De onde saíram esses novos bárbaros que se comprazer em transmitir imagens de brutalidade e ódio na guerra missionária em que estão empenhados ? Da Caixa de Pandora aberta pelos Bushs americanos ao atacarem e destruírem o Iraque de Sadam Hussein, único Estado láico existente na época no Médio Oriente. Aprendiz feiticeiro, o ex-presidente francês Nicolas Sarkozy quis imitar Bush, enquanto o inglês Cameron quis imitar Tony Blair e assim abriram outra Caixa de Pandora destruindo a Líbia de Kadhafi. Embora venerados por certos esquerdistas, tanto Hussein como Kadhafi eram ditadores implacáveis, mas asseguravam um certo equilíbrio dentro do mundo árabe-muçulmano xiita ou sunita.
Esse equilíbrio acabou, instalou-se a luta entre os muçulmanos xiitas (o Irã não é árabe mas persa) e os sunitas, discretamente subvencionados pela Arábia Saudita, surgindo primeiro a Al Qaída e a seguir com autonomia própria, o Estado Islamita ou Daesch. Assim, a primavera árabe, que muitos imaginavam levar o mundo árabe à democracia, provocou o caos ao deixar entrarem legiões de combatentes na luta contra o ditador sírio Assad.
Assim, entraram na Síria brigadas vindas do Estado Islamita que, além da guerra na Síria, provocando fuga de milhões de pessoas para a Europa e fracionando a União Européia na questão do dar ao não refúgio aos milhões de fugitivos. E procuraram conquistar jovens das periferias européias, marcados pela estigmatização e exclusão social, para se tornarem voluntários na luta contra Assad com o objetivo de lhes darem treinamento militar para, ao regressarem à Europa, criarem o clima de terror entre os infiéis europeus.

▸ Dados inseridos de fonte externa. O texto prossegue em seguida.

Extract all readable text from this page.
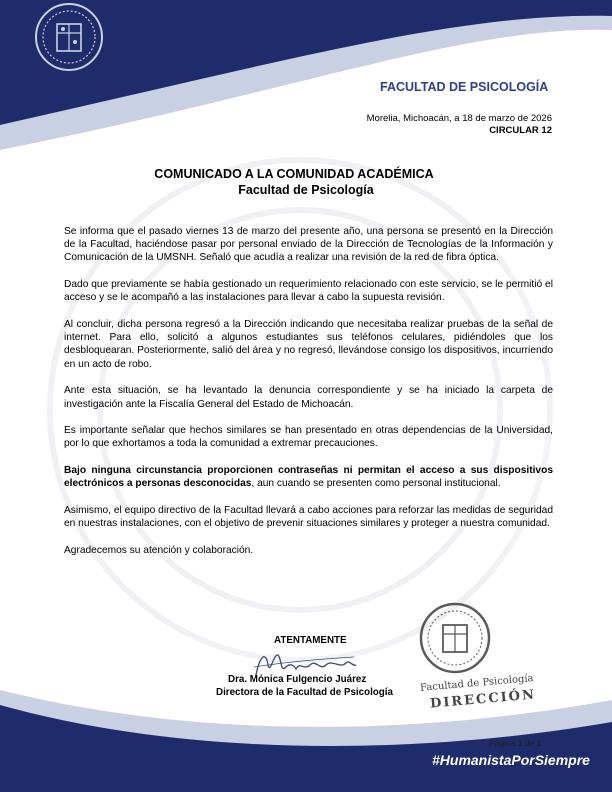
FACULTAD DE PSICOLOGÍA
Morelia, Michoacán, a 18 de marzo de 2026
CIRCULAR 12
COMUNICADO A LA COMUNIDAD ACADÉMICA
Facultad de Psicología

Se informa que el pasado viernes 13 de marzo del presente año, una persona se presentó en la Dirección de la Facultad, haciéndose pasar por personal enviado de la Dirección de Tecnologías de la Información y Comunicación de la UMSNH. Señaló que acudía a realizar una revisión de la red de fibra óptica.

Dado que previamente se había gestionado un requerimiento relacionado con este servicio, se le permitió el acceso y se le acompañó a las instalaciones para llevar a cabo la supuesta revisión.

Al concluir, dicha persona regresó a la Dirección indicando que necesitaba realizar pruebas de la señal de internet. Para ello, solicitó a algunos estudiantes sus teléfonos celulares, pidiéndoles que los desbloquearan. Posteriormente, salió del área y no regresó, llevándose consigo los dispositivos, incurriendo en un acto de robo.

Ante esta situación, se ha levantado la denuncia correspondiente y se ha iniciado la carpeta de investigación ante la Fiscalía General del Estado de Michoacán.

Es importante señalar que hechos similares se han presentado en otras dependencias de la Universidad, por lo que exhortamos a toda la comunidad a extremar precauciones.

Bajo ninguna circunstancia proporcionen contraseñas ni permitan el acceso a sus dispositivos electrónicos a personas desconocidas, aun cuando se presenten como personal institucional.

Asimismo, el equipo directivo de la Facultad llevará a cabo acciones para reforzar las medidas de seguridad en nuestras instalaciones, con el objetivo de prevenir situaciones similares y proteger a nuestra comunidad.

Agradecemos su atención y colaboración.

Facultad de Psicología
DIRECCIÓN
ATENTAMENTE
Dra. Mónica Fulgencio Juárez
Directora de la Facultad de Psicología
Página 1 de 1
#HumanistaPorSiempre
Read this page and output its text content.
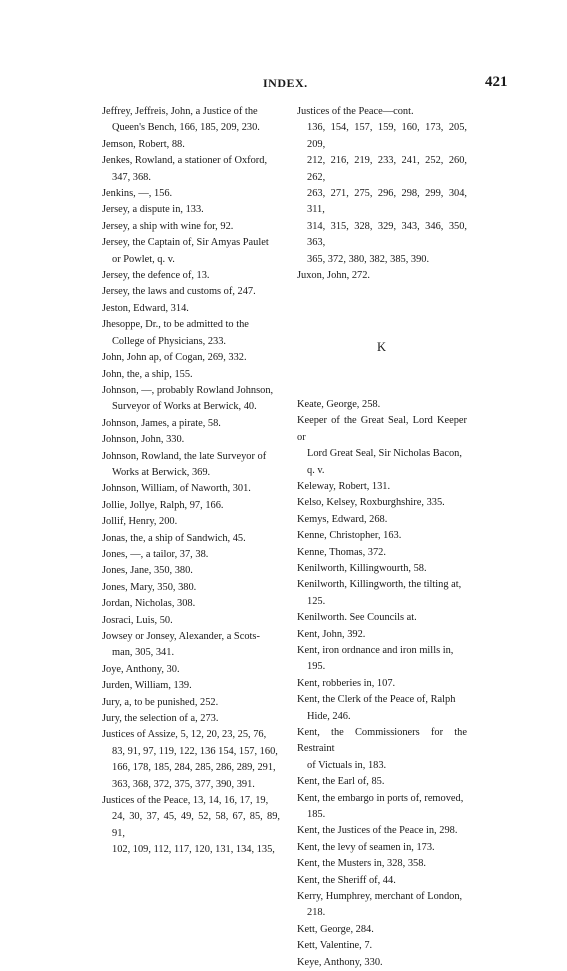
INDEX.	421
Jeffrey, Jeffreis, John, a Justice of the
Queen's Bench, 166, 185, 209, 230.
Jemson, Robert, 88.
Jenkes, Rowland, a stationer of Oxford,
347, 368.
Jenkins, —, 156.
Jersey, a dispute in, 133.
Jersey, a ship with wine for, 92.
Jersey, the Captain of, Sir Amyas Paulet
or Powlet, q. v.
Jersey, the defence of, 13.
Jersey, the laws and customs of, 247.
Jeston, Edward, 314.
Jhesoppe, Dr., to be admitted to the
College of Physicians, 233.
John, John ap, of Cogan, 269, 332.
John, the, a ship, 155.
Johnson, —, probably Rowland Johnson,
Surveyor of Works at Berwick, 40.
Johnson, James, a pirate, 58.
Johnson, John, 330.
Johnson, Rowland, the late Surveyor of
Works at Berwick, 369.
Johnson, William, of Naworth, 301.
Jollie, Jollye, Ralph, 97, 166.
Jollif, Henry, 200.
Jonas, the, a ship of Sandwich, 45.
Jones, —, a tailor, 37, 38.
Jones, Jane, 350, 380.
Jones, Mary, 350, 380.
Jordan, Nicholas, 308.
Josraci, Luis, 50.
Jowsey or Jonsey, Alexander, a Scots-
man, 305, 341.
Joye, Anthony, 30.
Jurden, William, 139.
Jury, a, to be punished, 252.
Jury, the selection of a, 273.
Justices of Assize, 5, 12, 20, 23, 25, 76,
83, 91, 97, 119, 122, 136 154, 157, 160,
166, 178, 185, 284, 285, 286, 289, 291,
363, 368, 372, 375, 377, 390, 391.
Justices of the Peace, 13, 14, 16, 17, 19,
24, 30, 37, 45, 49, 52, 58, 67, 85, 89, 91,
102, 109, 112, 117, 120, 131, 134, 135,
Justices of the Peace—cont.
136, 154, 157, 159, 160, 173, 205, 209,
212, 216, 219, 233, 241, 252, 260, 262,
263, 271, 275, 296, 298, 299, 304, 311,
314, 315, 328, 329, 343, 346, 350, 363,
365, 372, 380, 382, 385, 390.
Juxon, John, 272.
K
Keate, George, 258.
Keeper of the Great Seal, Lord Keeper or
Lord Great Seal, Sir Nicholas Bacon,
q. v.
Keleway, Robert, 131.
Kelso, Kelsey, Roxburghshire, 335.
Kemys, Edward, 268.
Kenne, Christopher, 163.
Kenne, Thomas, 372.
Kenilworth, Killingwourth, 58.
Kenilworth, Killingworth, the tilting at,
125.
Kenilworth. See Councils at.
Kent, John, 392.
Kent, iron ordnance and iron mills in,
195.
Kent, robberies in, 107.
Kent, the Clerk of the Peace of, Ralph
Hide, 246.
Kent, the Commissioners for the Restraint
of Victuals in, 183.
Kent, the Earl of, 85.
Kent, the embargo in ports of, removed,
185.
Kent, the Justices of the Peace in, 298.
Kent, the levy of seamen in, 173.
Kent, the Musters in, 328, 358.
Kent, the Sheriff of, 44.
Kerry, Humphrey, merchant of London,
218.
Kett, George, 284.
Kett, Valentine, 7.
Keye, Anthony, 330.
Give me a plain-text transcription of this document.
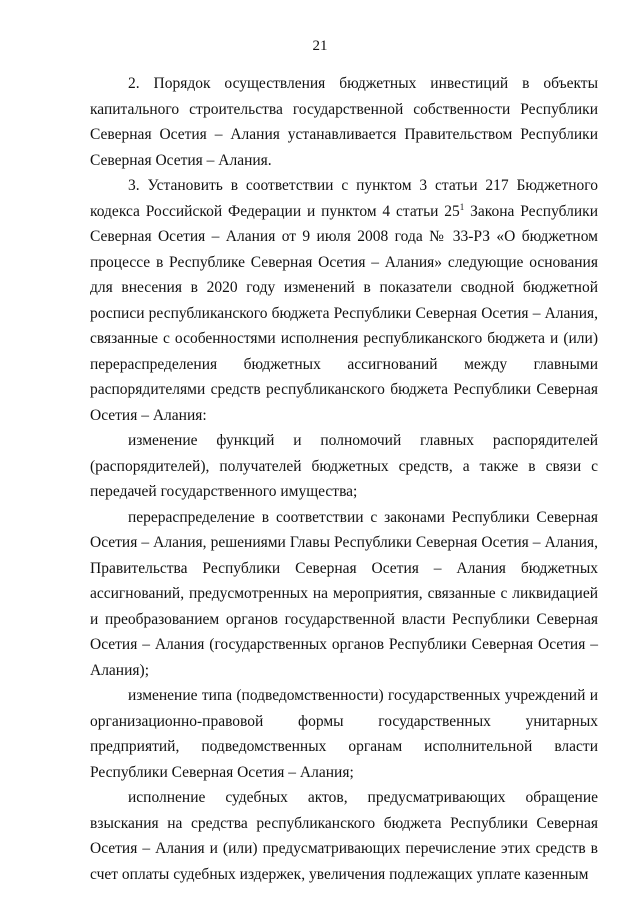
21

2. Порядок осуществления бюджетных инвестиций в объекты капитального строительства государственной собственности Республики Северная Осетия – Алания устанавливается Правительством Республики Северная Осетия – Алания.

3. Установить в соответствии с пунктом 3 статьи 217 Бюджетного кодекса Российской Федерации и пунктом 4 статьи $25^1$ Закона Республики Северная Осетия – Алания от 9 июля 2008 года № 33-РЗ «О бюджетном процессе в Республике Северная Осетия – Алания» следующие основания для внесения в 2020 году изменений в показатели сводной бюджетной росписи республиканского бюджета Республики Северная Осетия – Алания, связанные с особенностями исполнения республиканского бюджета и (или) перераспределения бюджетных ассигнований между главными распорядителями средств республиканского бюджета Республики Северная Осетия – Алания:

изменение функций и полномочий главных распорядителей (распорядителей), получателей бюджетных средств, а также в связи с передачей государственного имущества;

перераспределение в соответствии с законами Республики Северная Осетия – Алания, решениями Главы Республики Северная Осетия – Алания, Правительства Республики Северная Осетия – Алания бюджетных ассигнований, предусмотренных на мероприятия, связанные с ликвидацией и преобразованием органов государственной власти Республики Северная Осетия – Алания (государственных органов Республики Северная Осетия – Алания);

изменение типа (подведомственности) государственных учреждений и организационно-правовой формы государственных унитарных предприятий, подведомственных органам исполнительной власти Республики Северная Осетия – Алания;

исполнение судебных актов, предусматривающих обращение взыскания на средства республиканского бюджета Республики Северная Осетия – Алания и (или) предусматривающих перечисление этих средств в счет оплаты судебных издержек, увеличения подлежащих уплате казенным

Mais de quatro mil jovens revoltados, filhos de imigrantes do Magreb (Argélia, Marrocos,Tunísia e Líbia), encontraram no fundamentalismo islamita do Corão, onde os conceitos de solidariedade foram substituídos pela aplicação dos preceitos deuma religião exigente e cruel. Alguns já foram mortos em combate pela bandeira negra do terror, mas algumas centenas estão regressando aos seus países, depois de um aprendizado prático da guerra como o saber matar sem ter medo de morrer.
Eles estão de volta e diluídos na população, escondidos e disfarçados entre seus familiares religiosos moderados, irão por em execução sua missão de desestabilizar a União Européia com séries períódicas de atentados. Difíceis de localizar, podendo agir em conjunto mas preferivelmente como células independentes, os jiadistas lançaram nesta Sexta-Feira 13 seu primeiro grande a simultâneo ataque. Alguns eram kamikases, e ao se explodirem com a promessa de irem ao céu de Alá, não deixaram pistas os outros serão difíceis de localizar.
Esses atentados feitos por uns poucos fanáticos serão suficientes para instaurar o caos e desestabilizar a União Européia. Hoje a Europa deixa de viver seus longos anos de paz desde 1945, para entrar numa outra época – a da guerra intestina, de atentados ou guerrilhas, que provocarão a insegurança nas populações dos diversos países a começar pela França.
Essa guerra irá fortalecer os movimentos racistas de extrema-direita que elegerão parlamentos e governos.Hoje a Europa mudou, nada mais será como nestes últimos anos, a insegurança vai se juntar à crise econômica e de desemprego. Como os ovos do Alien, eles serão chocados pelos próprios europeus.